The Sikes Act requires the U.S. Fish and Wildlife Service (Service), state fish and wildlife agencies, and military installations across the nation to work closely to conserve fish and wildlife. The Sikes Act ensures the protection and enhancement of ecosystems, while allowing military lands to sustain military operations and meet mission success. Working under the Sikes Act, the Service offers the military guidance and support for the conservation and management of fish and wildlife resources on military installations while meeting military readiness goals.

The U.S. Air Force and the Service have worked closely over the past decade to implement a conservation partnership that uses the collaboration tools of the Sikes Act to full effect. This partnership has resulted in significantly improved conservation outcomes and more efficient use of resources. Building on this success, the Army and the Service recently announced the completion of an Interagency Agreement that will institute a formal collaborative effort to further conservation gains.

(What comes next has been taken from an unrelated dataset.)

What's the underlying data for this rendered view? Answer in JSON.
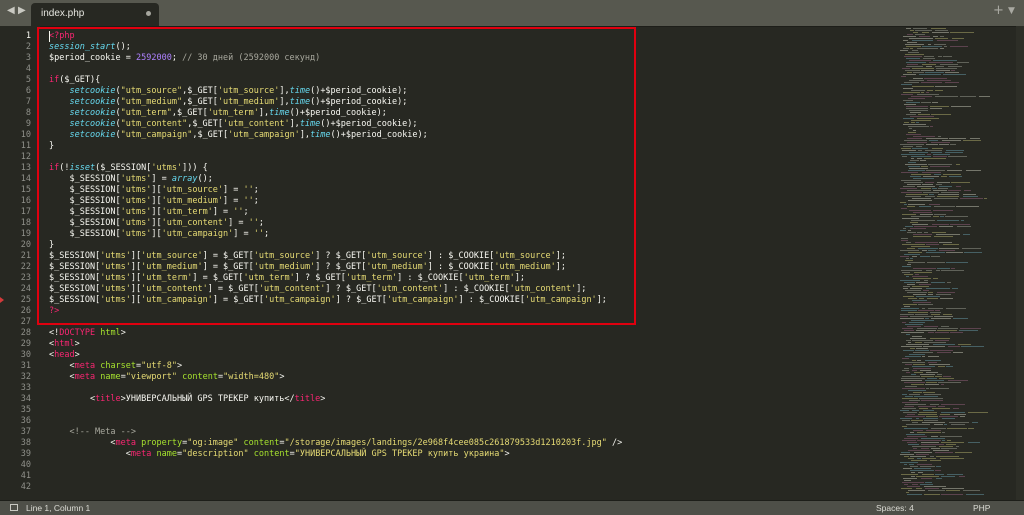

Although the ultimate objectives and mission of the military services and the Service are different, the outcomes of the collaborative conservation partnerships are the same. Under interagency agreements that are enabled by the Sikes Act, the Service provides expertise to assist the U.S. Air Force and the U.S. Army in the development and application of an environmental stewardship ethic based on ecological principles, scientific knowledge of fish and wildlife, and experience conserving and protecting the Nation’s fish, wildlife, and their habitats. The Service offers the military guidance for the appropriate conservation, development, and management of the natural resources on their installations while meeting the readiness goals of the Department of Defense.  These collaborative partnerships have demonstrated gains for our Nation’s natural resources and continue to offer many more conservation advantages into the future.  These are synergistic relationships that benefit from working together and not doing it alone.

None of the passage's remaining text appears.